Bulgarian bug hunter strikes again

Web surfers using the Internet Explorer 5 (IE5) Web browser are being warned by Microsoft about a possible security breach that could let an attacker take the your computer “hostage”. Microsoft says the flaw can let a “malicious” Web site operator run executable code on your computer after you’ve visited their website.

The vulnerability is in IE 5’s “Import-Export-Favorites” feature, which lets users import and export lists of commonly accessed Web addresses. In a security alert, Microsoft warns that “the net result is that a malicious Web site operator potentially could take any action on the computer that the user would be capable of taking.”
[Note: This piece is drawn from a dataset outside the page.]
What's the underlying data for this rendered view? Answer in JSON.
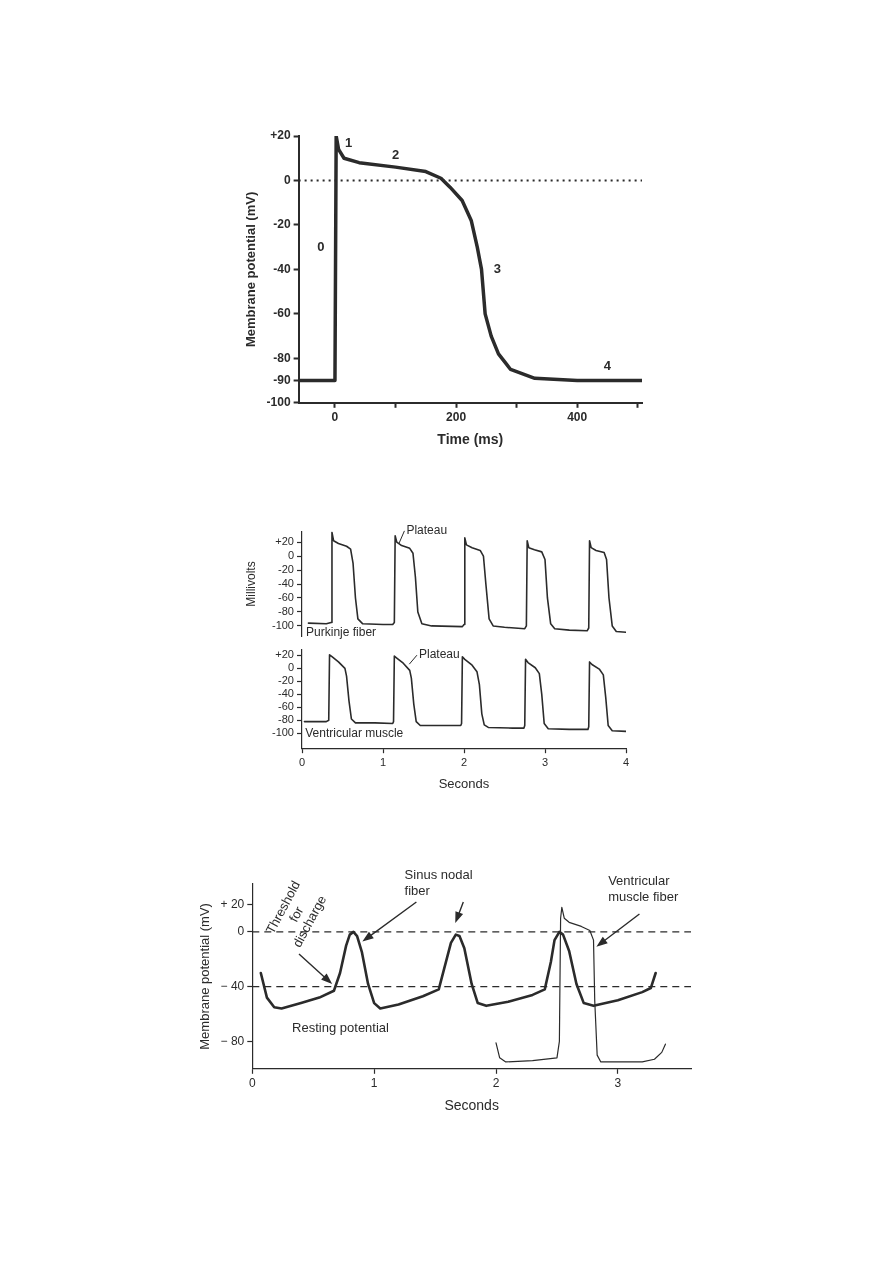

Scary stuff, when you consider that this means that a hacker could get into your computer and erase files, change them, format your hard drive… anything you can do, they can do worse.
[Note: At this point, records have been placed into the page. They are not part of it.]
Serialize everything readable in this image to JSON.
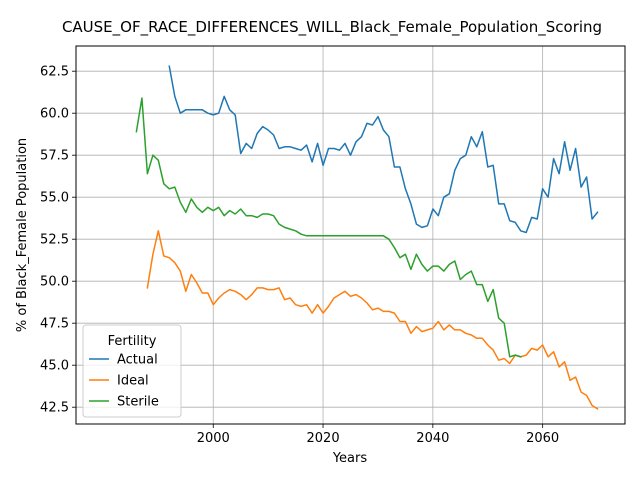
{
  "chart_data": {
    "type": "line",
    "title": "CAUSE_OF_RACE_DIFFERENCES_WILL_Black_Female_Population_Scoring",
    "xlabel": "Years",
    "ylabel": "% of Black_Female Population",
    "xlim": [
      1975,
      2075
    ],
    "ylim": [
      41.5,
      64.0
    ],
    "xticks": [
      2000,
      2020,
      2040,
      2060
    ],
    "yticks": [
      42.5,
      45.0,
      47.5,
      50.0,
      52.5,
      55.0,
      57.5,
      60.0,
      62.5
    ],
    "xtick_labels": [
      "2000",
      "2020",
      "2040",
      "2060"
    ],
    "ytick_labels": [
      "42.5",
      "45.0",
      "47.5",
      "50.0",
      "52.5",
      "55.0",
      "57.5",
      "60.0",
      "62.5"
    ],
    "grid": true,
    "legend": {
      "title": "Fertility",
      "position": "lower-left"
    },
    "series": [
      {
        "name": "Actual",
        "color": "#1f77b4",
        "x": [
          1992,
          1993,
          1994,
          1995,
          1996,
          1997,
          1998,
          1999,
          2000,
          2001,
          2002,
          2003,
          2004,
          2005,
          2006,
          2007,
          2008,
          2009,
          2010,
          2011,
          2012,
          2013,
          2014,
          2015,
          2016,
          2017,
          2018,
          2019,
          2020,
          2021,
          2022,
          2023,
          2024,
          2025,
          2026,
          2027,
          2028,
          2029,
          2030,
          2031,
          2032,
          2033,
          2034,
          2035,
          2036,
          2037,
          2038,
          2039,
          2040,
          2041,
          2042,
          2043,
          2044,
          2045,
          2046,
          2047,
          2048,
          2049,
          2050,
          2051,
          2052,
          2053,
          2054,
          2055,
          2056,
          2057,
          2058,
          2059,
          2060,
          2061,
          2062,
          2063,
          2064,
          2065,
          2066,
          2067,
          2068,
          2069,
          2070
        ],
        "y": [
          62.8,
          61.0,
          60.0,
          60.2,
          60.2,
          60.2,
          60.2,
          60.0,
          59.9,
          60.0,
          61.0,
          60.2,
          59.9,
          57.6,
          58.2,
          57.9,
          58.8,
          59.2,
          59.0,
          58.7,
          57.9,
          58.0,
          58.0,
          57.9,
          57.8,
          58.1,
          57.1,
          58.2,
          56.9,
          57.9,
          57.9,
          57.8,
          58.2,
          57.5,
          58.3,
          58.6,
          59.4,
          59.3,
          59.8,
          59.0,
          58.6,
          56.8,
          56.8,
          55.5,
          54.6,
          53.4,
          53.2,
          53.3,
          54.3,
          53.9,
          55.0,
          55.2,
          56.6,
          57.3,
          57.5,
          58.6,
          58.0,
          58.9,
          56.8,
          56.9,
          54.6,
          54.6,
          53.6,
          53.5,
          53.0,
          52.9,
          53.8,
          53.7,
          55.5,
          55.0,
          57.3,
          56.4,
          58.3,
          56.6,
          57.9,
          55.6,
          56.2,
          53.7,
          54.1
        ]
      },
      {
        "name": "Ideal",
        "color": "#ff7f0e",
        "x": [
          1988,
          1989,
          1990,
          1991,
          1992,
          1993,
          1994,
          1995,
          1996,
          1997,
          1998,
          1999,
          2000,
          2001,
          2002,
          2003,
          2004,
          2005,
          2006,
          2007,
          2008,
          2009,
          2010,
          2011,
          2012,
          2013,
          2014,
          2015,
          2016,
          2017,
          2018,
          2019,
          2020,
          2021,
          2022,
          2023,
          2024,
          2025,
          2026,
          2027,
          2028,
          2029,
          2030,
          2031,
          2032,
          2033,
          2034,
          2035,
          2036,
          2037,
          2038,
          2039,
          2040,
          2041,
          2042,
          2043,
          2044,
          2045,
          2046,
          2047,
          2048,
          2049,
          2050,
          2051,
          2052,
          2053,
          2054,
          2055,
          2056,
          2057,
          2058,
          2059,
          2060,
          2061,
          2062,
          2063,
          2064,
          2065,
          2066,
          2067,
          2068,
          2069,
          2070
        ],
        "y": [
          49.6,
          51.6,
          53.0,
          51.5,
          51.4,
          51.1,
          50.6,
          49.4,
          50.4,
          49.9,
          49.3,
          49.3,
          48.6,
          49.0,
          49.3,
          49.5,
          49.4,
          49.2,
          48.9,
          49.2,
          49.6,
          49.6,
          49.5,
          49.5,
          49.6,
          48.9,
          49.0,
          48.6,
          48.5,
          48.6,
          48.1,
          48.6,
          48.1,
          48.5,
          49.0,
          49.2,
          49.4,
          49.1,
          49.2,
          49.0,
          48.7,
          48.3,
          48.4,
          48.2,
          48.2,
          48.1,
          47.6,
          47.6,
          46.9,
          47.3,
          47.0,
          47.1,
          47.2,
          47.6,
          47.1,
          47.4,
          47.1,
          47.1,
          46.9,
          46.8,
          46.6,
          46.6,
          46.2,
          45.9,
          45.3,
          45.4,
          45.1,
          45.6,
          45.5,
          45.6,
          46.0,
          45.9,
          46.2,
          45.5,
          45.8,
          44.9,
          45.2,
          44.1,
          44.3,
          43.4,
          43.2,
          42.6,
          42.4
        ]
      },
      {
        "name": "Sterile",
        "color": "#2ca02c",
        "x": [
          1986,
          1987,
          1988,
          1989,
          1990,
          1991,
          1992,
          1993,
          1994,
          1995,
          1996,
          1997,
          1998,
          1999,
          2000,
          2001,
          2002,
          2003,
          2004,
          2005,
          2006,
          2007,
          2008,
          2009,
          2010,
          2011,
          2012,
          2013,
          2014,
          2015,
          2016,
          2017,
          2018,
          2019,
          2020,
          2021,
          2022,
          2023,
          2024,
          2025,
          2026,
          2027,
          2028,
          2029,
          2030,
          2031,
          2032,
          2033,
          2034,
          2035,
          2036,
          2037,
          2038,
          2039,
          2040,
          2041,
          2042,
          2043,
          2044,
          2045,
          2046,
          2047,
          2048,
          2049,
          2050,
          2051,
          2052,
          2053,
          2054,
          2055,
          2056
        ],
        "y": [
          58.9,
          60.9,
          56.4,
          57.5,
          57.2,
          55.8,
          55.5,
          55.6,
          54.7,
          54.1,
          54.9,
          54.4,
          54.1,
          54.4,
          54.2,
          54.4,
          53.9,
          54.2,
          54.0,
          54.3,
          53.9,
          53.9,
          53.8,
          54.0,
          54.0,
          53.9,
          53.4,
          53.2,
          53.1,
          53.0,
          52.8,
          52.7,
          52.7,
          52.7,
          52.7,
          52.7,
          52.7,
          52.7,
          52.7,
          52.7,
          52.7,
          52.7,
          52.7,
          52.7,
          52.7,
          52.7,
          52.5,
          52.0,
          51.4,
          51.6,
          50.7,
          51.6,
          51.0,
          50.6,
          50.9,
          50.9,
          50.6,
          51.0,
          51.2,
          50.1,
          50.4,
          50.6,
          49.8,
          49.8,
          48.8,
          49.5,
          47.8,
          47.5,
          45.5,
          45.6,
          45.5
        ]
      }
    ]
  }
}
The now-famous “Bulgarian bug hunter” Georgi Guninski is credited by Microsoft with discovering the security hole in IE5. Mr. Guninski has found numerous security holes in both Microsoft and America Online Web browsers. Many of the holes exploit the “unintended” effects of Web scripting capabilities in the programs. Mr. Guninski reported a simil “hole” in IE two weeks ago, and Microsoft patched yet another hole in the program the same week.

Until a patch is developed, Microsoft advises IE 5 users to disable Active Scripting to protect themselves from hackers. Scripting lets Web authors run mini applications, or “scripts,” on a visitor’s computer that operate without your interaction. Scripting is usually used on Web sites for functions like launching pop-up windows or scrolling text across the screen.